I have started my research career in the area of X-ray crystallography when I was a M.S. candidate at the Dept. of chemistry, Seoul National University, under the guidance of Prof. Whanchul Shin.  My Ph.D. course at the Dept. of chemistry, Iowa State University under the guidance of Prof. R.A. Jacobson, was more focused on crystallography itself, developing novel methods for structure solution as well as writing appropriate programs.  Of course, I applied the methods I developed to solve several structures, including a powder diffraction method applied to Bi-doped lead dioxide surfaces in collaboration with Prof. In Hyung Yeo.

During my postdoctoral work, I moved on to bio-molecular crystallography, especially virus crystal structure determination.  Prof. M.G. Rossmann's lab at the Dept. of Biol. Sci., Purdue University, was the pioneer at solving picorna virus structures.  I was involved the structural studies of HRV-1A and Mengo viruses.  We were also active at solving inhibitor complex structures in order to understand structural basis of some of the antiviral drugs Sterling-Winthrop was developing at the time.  It was a pioneering work of rational drug design that is called now structure-based drug design. 

By the time I was about to finish my postdoctoral work, Prof. Janet Smith informed us that Merck solved HIV-1 protease structure.  I did not understand its importance until I was working on the development of HIV-1 protease inhibitors at LG Biotech Research Institute.  For the first couple of years at LG, I was involved in protein engineering focusing on developing mutant protein sweetner, Monellin.  It was notorious of having late on-set and lingering effect.  We hoped to ameliorate these unwanted effect through site-directed mutation.  Actually we were tasting by ourselves!  Improving thermostability was another interest to be used as a sugar-substitute in coffee.  I also solved the crystal structure of the single-chain recombinant monellin.

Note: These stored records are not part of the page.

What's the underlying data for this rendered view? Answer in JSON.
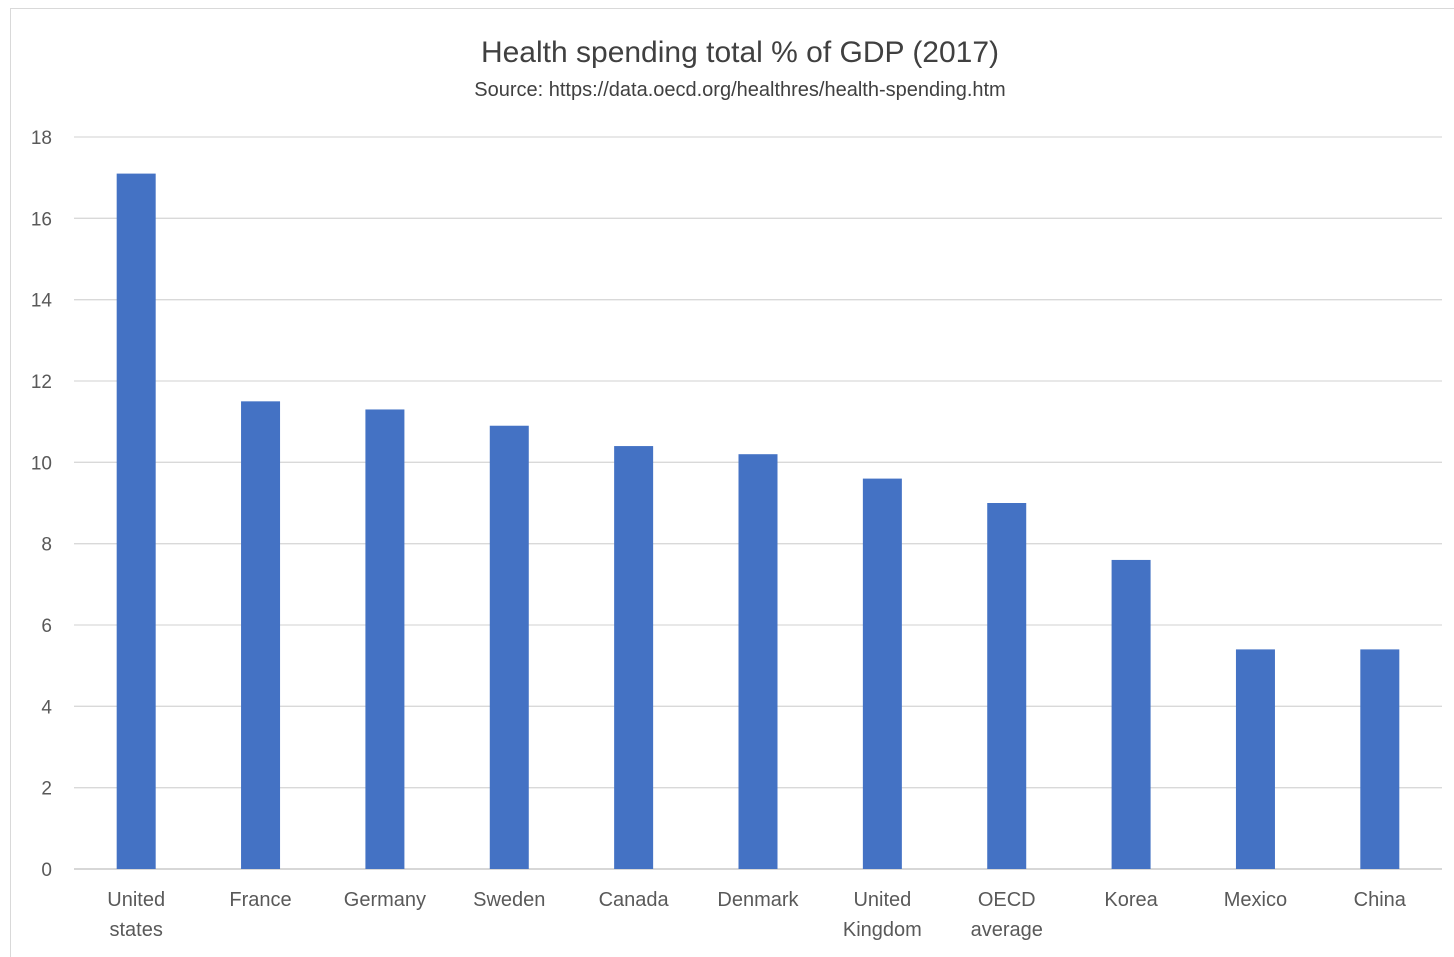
{
  "chart_data": {
    "type": "bar",
    "title": "Health spending total % of GDP (2017)",
    "subtitle": "Source: https://data.oecd.org/healthres/health-spending.htm",
    "xlabel": "",
    "ylabel": "",
    "ylim": [
      0,
      18
    ],
    "yticks": [
      0,
      2,
      4,
      6,
      8,
      10,
      12,
      14,
      16,
      18
    ],
    "grid": true,
    "legend": "none",
    "categories": [
      [
        "United",
        "states"
      ],
      [
        "France"
      ],
      [
        "Germany"
      ],
      [
        "Sweden"
      ],
      [
        "Canada"
      ],
      [
        "Denmark"
      ],
      [
        "United",
        "Kingdom"
      ],
      [
        "OECD",
        "average"
      ],
      [
        "Korea"
      ],
      [
        "Mexico"
      ],
      [
        "China"
      ]
    ],
    "values": [
      17.1,
      11.5,
      11.3,
      10.9,
      10.4,
      10.2,
      9.6,
      9.0,
      7.6,
      5.4,
      5.4
    ],
    "colors": {
      "bar": "#4472c4",
      "grid": "#d9d9d9",
      "text": "#595959",
      "title": "#404040"
    }
  }
}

Discussion with Sung Chun Kim led me back to structure-based drug design field.  We were interested in HIV-1 protease as the apo and inhibitor complex strucures were available on PDB.  Sung Chun, as an enzymologist, came up with an epoxide-based irreversible inhibition.  We pilot-tested the concept with carboxypeptidase A with an inhibitor developed by Prof. D. Kim at POSTECH.  It was published in JACS and fascinated us with epoxide.  I designed a cis-epoxide against HIV-1 protease and it was a success as 116th compound went to clinical trial.

Encouraged by this success, I launced oral thrombin inhibitor program with Youngsoo Oh, my classmate at SNU.  I used bovine thrombin structures complexed with various inhibitors and came up with benzamidrazone series that had high selectivity to thrombin and orally bioavailable.  Behold, the 57th compound was selected as the clinical candidate and licensed to Parke-Davis, then and now, Pfizer.

Since then, I witnessed launching of several new drug development programs but all of them are well-known targets.  I thought that it is boring to design drug based on structure.  I thought it could be a routine job, automatable some day.  I found more excitement in genomics and bioinformatics that were chasing after novel targets.  That's how I've gotten into bioinformatics.